Der Lebensbaum, auch Thuja genannt, ist eine in
deutschen Gärten
äußerst beliebt eingesetzte Zypressenart innerhalb der
Nadelgewächse, wobei der Begriff „Lebensbaum“
allerdings mehr als Oberbegriff anzusehen ist und nicht genau
spezifiziert. Eigentlich gibt es fünf Arten von Lebensbäumen:
den Koreanischen Lebensbaum, eine niedrigwüchsige, fast
strauchartige Thuja, ursprünglich aus den Gebirgsräumen
Koreas stammend. Den Abendländischen Lebensbaum, ein aus
Nordamerika stammender, durchaus bis zu 20 Meter hochwerdender
Nadelbaum.

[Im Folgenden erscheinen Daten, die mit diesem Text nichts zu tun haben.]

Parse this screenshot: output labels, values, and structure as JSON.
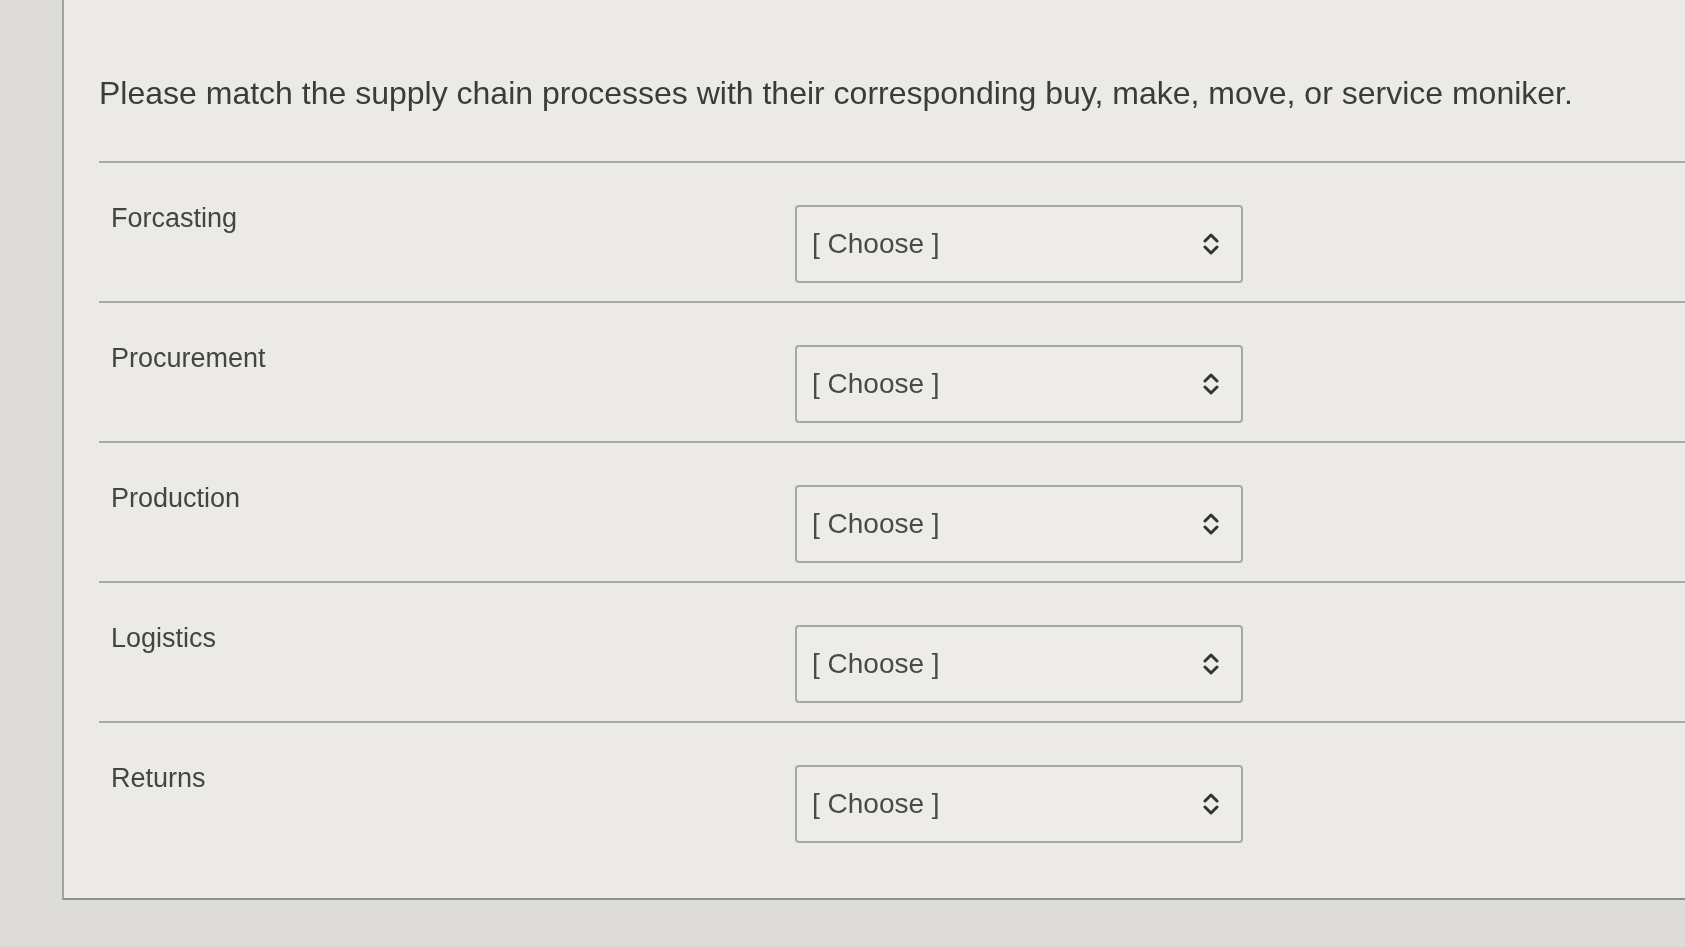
{
  "prompt": "Please match the supply chain processes with their corresponding buy, make, move, or service moniker.",
  "rows": [
    {
      "process": "Forcasting",
      "answer": "[ Choose ]"
    },
    {
      "process": "Procurement",
      "answer": "[ Choose ]"
    },
    {
      "process": "Production",
      "answer": "[ Choose ]"
    },
    {
      "process": "Logistics",
      "answer": "[ Choose ]"
    },
    {
      "process": "Returns",
      "answer": "[ Choose ]"
    }
  ]
}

Den Riesenlebensbaum, der sogar bis zu 40 Meter in der
Höhe erreichen kann, sowie den Japanischen und den Sichuan
Lebensbaum aus dem asiatischen Raum, die knapp 20 Meter hoch werden
können.
Allen Pflanzen ist gemein, dass sie winterhart, unter
bestimmten
Bedingungen sehr robust und immergrün sind, wodurch sie
prädestiniert erscheinen, um als Heckenpflanze für einen
natürlich gewachsenen Sichtschutz eingesetzt zu werden. Sie sind
in der Regel pflegeleicht im Schnitt, wachsen dicht nebeneinander
gesetzt sehr blickdicht und wuchern durch ihre meist kegelförmige
Wuchsform nicht übermäßig. Somit bilden diese Hecken
einen durchaus kontraststarken, dekorativen Hintergrund für
kräftig blühende Stauden- oder Blumenbeete.
Besonders häufig in Baumärkten oder Gartenfachgeschäften
sind die sogenannten Thuja Smaragd anzufinden, die ihren Namen wegen
ihrer smaragdgrünen, leicht glänzenden Farbe erhalten haben.
Im Gartenfachgeschäft werden die sehr widerstandsfähigen
Gewächse häufig als Containerware in einer Höhe von
60-160 Zentimeter für circa 3-20 Euro angeboten und wachsen unter
geeigneten Bedingungen circa 20 Zentimeter pro Jahr. Dabei sind sie
– wie fast jeder Lebensbaum – relativ anspruchslos.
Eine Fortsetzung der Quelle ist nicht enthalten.